Pour les sourds, ces signeurs provoquent une impression inconfortable
lorsqu'ils les regardent, et pour comprendre le message, ils doivent faire
un effort soutenu pour ignorer certains aspects de l'animation, comme le
décor, le chandail et les caractéristiques physiques du signeur.»
Les deux chercheurs se sont basés sur ces commentaires pour développer
leur signeur : «Nous avons mené plusieurs expérimentations pour établir les
éléments superflus qui risquaient de nuire à la communication. Nous avons
donc gardé le minimum nécessaire à la compréhension du message, explique le
professeur Belisle. Un des avantages de notre signeur est qu'il n'est ni
homme ni femme, ni jeune ni vieux. Le véhicule de message reste donc
neutre.»
Accueil chaleureux de la communauté sourde
L'été dernier, Joanne Deschênes et Denis Belisle ont testé leur signeur
auprès des sourds. «Pour eux, les signes étaient clairs, reposants à
regarder et faciles à comprendre, révèle Denis Belisle. Les observateurs
affirmaient que le signeur était tellement épuré qu'ils arrivaient
facilement à se concentrer sur ce qui est important, évocateur.»
Les recherches de Denis Belisle et Joanne Deschênes tombent à point. «La
majorité des sourds sont des analphabètes fonctionnels. Quand ils sont
jeunes enfants, les sourds sont exposés à la langue des signes et cela
façonne leurs habiletés cognitives d'une manière particulière, explique le
professeur. Il s'agit d'une langue spatiale et non linéaire comme celle des
entendants. Pour eux, apprendre notre syntaxe et notre grammaire s'avère
ardu. C'est encore plus difficile que d'apprendre une seconde langue.» L'avaglyphe
pourrait donc répondre aux besoins communicationnels des personnes sourdes.
Il leur donnerait accès à des sources d'information comme des dictionnaires,
des lexiques, des balados (podcasts), etc.
De grandes ambitions pour une jeune entreprise
Avec leur concept de signeur, les deux collaborateurs ont démarré
l'entreprise Semetex Communications, avec laquelle l'Université est en voie
de conclure une entente pour l'exploitation de cette nouvelle technologie
qui permettra d'offrir des services d'interprétation en langue des signes.
Une fois les preuves faites au Québec, les deux collaborateurs ont aussi
l'intention de percer les marchés canadien anglophone et américain en
faisant appel à des interprètes en American Sign Language. «Nous comptons
engager des sourds chaque fois que cela sera possible, ajoute Denis Belisle.
C'est très important qu'ils se sentent engagés dans le fonctionnement même
de l'entreprise. C'est pour nous un gage de succès.»
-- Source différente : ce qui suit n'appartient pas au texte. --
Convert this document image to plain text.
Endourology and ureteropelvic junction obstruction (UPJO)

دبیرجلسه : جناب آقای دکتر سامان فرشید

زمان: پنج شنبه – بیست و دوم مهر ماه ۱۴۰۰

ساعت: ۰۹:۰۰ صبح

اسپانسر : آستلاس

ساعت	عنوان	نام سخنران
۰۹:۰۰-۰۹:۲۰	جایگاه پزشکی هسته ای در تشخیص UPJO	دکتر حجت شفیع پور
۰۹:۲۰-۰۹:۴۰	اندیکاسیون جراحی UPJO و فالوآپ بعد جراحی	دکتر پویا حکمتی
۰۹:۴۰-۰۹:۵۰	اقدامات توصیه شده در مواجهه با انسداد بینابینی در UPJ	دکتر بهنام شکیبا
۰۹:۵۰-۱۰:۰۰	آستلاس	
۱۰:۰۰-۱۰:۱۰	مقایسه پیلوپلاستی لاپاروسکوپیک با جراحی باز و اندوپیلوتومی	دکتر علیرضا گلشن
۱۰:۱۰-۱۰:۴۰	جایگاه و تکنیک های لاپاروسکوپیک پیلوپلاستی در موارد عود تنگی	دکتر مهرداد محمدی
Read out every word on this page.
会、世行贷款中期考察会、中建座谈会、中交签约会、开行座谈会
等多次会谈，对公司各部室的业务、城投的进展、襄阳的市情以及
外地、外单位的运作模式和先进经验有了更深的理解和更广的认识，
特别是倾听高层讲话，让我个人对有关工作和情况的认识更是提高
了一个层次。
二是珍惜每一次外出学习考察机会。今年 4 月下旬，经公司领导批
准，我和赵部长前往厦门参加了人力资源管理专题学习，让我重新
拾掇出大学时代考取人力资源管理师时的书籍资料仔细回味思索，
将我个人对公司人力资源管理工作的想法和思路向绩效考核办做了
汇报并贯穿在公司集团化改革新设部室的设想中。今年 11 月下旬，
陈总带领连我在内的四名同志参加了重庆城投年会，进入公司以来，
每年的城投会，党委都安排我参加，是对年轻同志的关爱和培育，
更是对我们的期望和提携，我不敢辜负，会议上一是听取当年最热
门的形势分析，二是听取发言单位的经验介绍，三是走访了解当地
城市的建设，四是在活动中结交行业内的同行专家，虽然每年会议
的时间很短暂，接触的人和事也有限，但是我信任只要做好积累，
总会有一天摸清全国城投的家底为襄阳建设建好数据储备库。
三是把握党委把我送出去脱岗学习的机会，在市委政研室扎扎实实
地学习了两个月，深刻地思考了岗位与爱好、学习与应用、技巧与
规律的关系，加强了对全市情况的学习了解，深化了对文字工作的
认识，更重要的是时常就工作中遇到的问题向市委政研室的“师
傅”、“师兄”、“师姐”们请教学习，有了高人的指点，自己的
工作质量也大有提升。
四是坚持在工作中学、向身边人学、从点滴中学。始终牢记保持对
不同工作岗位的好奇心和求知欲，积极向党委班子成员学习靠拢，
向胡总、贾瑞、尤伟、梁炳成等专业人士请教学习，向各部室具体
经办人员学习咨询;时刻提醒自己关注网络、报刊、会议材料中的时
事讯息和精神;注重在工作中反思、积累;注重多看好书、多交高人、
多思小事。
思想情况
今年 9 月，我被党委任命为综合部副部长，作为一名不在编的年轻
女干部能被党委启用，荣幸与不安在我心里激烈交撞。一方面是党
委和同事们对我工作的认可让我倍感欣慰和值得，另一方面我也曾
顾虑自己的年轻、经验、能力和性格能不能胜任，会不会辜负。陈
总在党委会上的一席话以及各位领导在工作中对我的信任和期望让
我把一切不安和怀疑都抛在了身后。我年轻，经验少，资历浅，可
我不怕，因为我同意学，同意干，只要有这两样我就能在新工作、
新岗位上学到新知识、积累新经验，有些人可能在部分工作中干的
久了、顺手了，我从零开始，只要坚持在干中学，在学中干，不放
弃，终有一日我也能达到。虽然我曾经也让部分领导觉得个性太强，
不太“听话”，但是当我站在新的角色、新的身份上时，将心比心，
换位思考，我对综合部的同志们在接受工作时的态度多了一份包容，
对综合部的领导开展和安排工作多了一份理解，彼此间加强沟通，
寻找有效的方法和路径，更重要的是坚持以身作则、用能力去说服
L'avaglyphe pourrait également jouer un rôle important dans les
communications entre l'État et les citoyens sourds. En effet, dès le
17 décembre, les gouvernements provinciaux et fédéraux devront déposer un
plan d'action afin de rendre leur documentation disponible en langage des
signes. L'avaglyphe pourrait donc trouver dans cette opportunité sa première
application pratique.
Dynamiser les activités de recherche
Denis Bélisle et Joanne Deschênes proposent, par ce premier brevet, une
nouvelle façon d'aborder les sciences humaines. «Breveter des idées, des
concepts, c'est une nouveauté ici au Département, explique le professeur. Il
faut voir cela comme une manière de dynamiser nos activités de recherche.
Notre avaglyphe s'inscrit pleinement dans le mandat de recherche et
d'enseignement du Département des lettres et communications : il touche à la
fois aux communications, au langage et au multimédia.»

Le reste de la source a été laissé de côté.